Players of the Stage to perform ‘Oliver Twist’
Players of the Stage, a local Christian theater group, will present “Oliver Twist” Nov. 29, 30 and Dec. 1, 6, 7 and 8 at Living Hope Presbyterian Church, Lower Macungie Township.
The play, based on Charles Dickens’ novel, was adapted by Joellen Bland.
Oliver Twist, born in a parish workhouse, spends the first nine years of his life in the care of Mrs. Mann before Mr. Bumble, the parish beadle, puts him to work picking and weaving oakum.
Johnny Renzi, of Upper Hanover Township, Mongomery County, is a member of Cast 1. Parkland student Sal Boccadoro, of South Whitehall, is in Cast 2.
Both portray Oliver Twist.
Renzi describes Oliver Twist as a poor orphan who is trusting, kind, innocent and is often mistreated.
“I enjoy the rags to riches aspect of this character,” he said. “It’s fun to be misled into mischievous situations.”
Renzi said this is one of his favorite stories and playing the part of Oliver has been an incredible experience for him.
“Last year, when I heard Players of the Stage was planning to do ‘Oliver Twist,’ I knew I wanted to audition,” he said. “I was thrilled to be cast as Oliver. I’m thankful God has given me the ability to act.”
Boccadoro said Oliver was born into the world as an orphan.
“I would describe Oliver as a kind, shy and commendable child,” he said. “His whole life, he has almost done nothing wrong but is always treated as he did. He looks to the bright side for most issues especially for the situation at Mr. Bumbles and is just an all around good kid.”
Boccadoro said he can relate to Oliver Twist.
“When he makes his decisions not to steal and to run away from Mr. Bumble, I feel as though I’d do the same,” Boccadoro said. “I also really love to play this story out in front of all these people to possibly introduce them to Players of the Stage and the authors of these stories.”
The play is directed by Sharon Barshinger.
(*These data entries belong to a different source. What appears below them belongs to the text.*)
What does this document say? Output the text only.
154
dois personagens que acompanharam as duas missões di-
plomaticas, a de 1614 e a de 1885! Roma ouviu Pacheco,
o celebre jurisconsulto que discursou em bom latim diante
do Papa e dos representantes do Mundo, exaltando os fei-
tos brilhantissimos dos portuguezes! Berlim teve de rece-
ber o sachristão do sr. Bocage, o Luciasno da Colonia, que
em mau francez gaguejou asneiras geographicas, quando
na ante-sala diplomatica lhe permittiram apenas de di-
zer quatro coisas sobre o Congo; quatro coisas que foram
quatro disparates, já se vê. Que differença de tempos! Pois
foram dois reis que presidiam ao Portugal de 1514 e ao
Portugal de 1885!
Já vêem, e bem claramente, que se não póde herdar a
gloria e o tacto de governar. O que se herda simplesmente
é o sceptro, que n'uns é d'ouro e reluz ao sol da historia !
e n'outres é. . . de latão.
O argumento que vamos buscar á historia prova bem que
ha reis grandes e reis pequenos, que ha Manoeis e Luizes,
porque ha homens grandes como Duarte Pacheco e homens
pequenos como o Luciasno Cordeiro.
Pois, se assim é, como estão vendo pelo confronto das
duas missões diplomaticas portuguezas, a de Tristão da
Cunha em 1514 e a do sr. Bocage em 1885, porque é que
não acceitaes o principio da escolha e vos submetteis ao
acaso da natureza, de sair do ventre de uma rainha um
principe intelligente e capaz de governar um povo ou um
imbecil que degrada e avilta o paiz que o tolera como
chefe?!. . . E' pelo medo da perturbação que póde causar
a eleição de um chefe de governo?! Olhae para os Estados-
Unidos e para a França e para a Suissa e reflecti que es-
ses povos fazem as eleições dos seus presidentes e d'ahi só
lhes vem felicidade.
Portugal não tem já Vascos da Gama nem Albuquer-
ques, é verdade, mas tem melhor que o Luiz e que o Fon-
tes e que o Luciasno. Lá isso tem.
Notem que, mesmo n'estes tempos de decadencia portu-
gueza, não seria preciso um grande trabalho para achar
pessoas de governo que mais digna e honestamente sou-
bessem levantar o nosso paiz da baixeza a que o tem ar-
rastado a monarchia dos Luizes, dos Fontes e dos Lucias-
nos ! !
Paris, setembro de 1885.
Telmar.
Her sister, Marian Barshinger, is the stage manager.
Sharon Barshinger said she chose “Oliver Twist” because it is a beautiful story about the rescue of a young boy who is cast off by society to be used and exploited.
“It has a lot of power and relevance to issues we are facing in our culture today,” she said. “Child slavery is a big problem, even in the Valley, and I think it’s easy to look the other way and pretend it doesn’t exist or to think there’s nothing we can do.
“I hope Oliver Twist will challenge all of those responses.
“There was a lot of cruelty and disdain and dehumanizing behavior toward the poor in workhouses and so when Oliver is 10 years old, he runs away to try to find freedom.
“It’s a journey that is much harder for him to succeed at then he expected and ultimately requires the sacrifice of someone else for him to be free.”
Proceeds from the show are going to the Allentown Rescue Mission.
“We typically partner with them for the December show,” she said. “But I think it is also a good fit from the perspective this show deals with how we view and treat the poor and the dangers they face and the responsibility we have to helping them.
“And, the Allentown Rescue Mission is a really important organization in the Valley leading the way in assisting those in need in our area.”
Beth Barshinger, Sharon and Marian’s mother, said the show has two casts with a total of 64 students ranging in age from seven to 18.
“We have students from six different counties,” she said. “We are a unique theater in the sense we don’t charge for tickets but ask for a donation,” Beth Barshinger said. “In the last 11 shows we have staged for the Allentown Rescue Mission, we raised just under $125,000.
“Oliver Twist” will be performed 7 p.m. Nov. 29, 30, Dec. 1, 6, 7 and 8; and 2 p.m. Dec. 1 and 8.
All performances will be at Living Hope Presbyterian Church, 330 Schantz Road, Lower Macungie Township.
Tickets for all performances are free but reservations are required.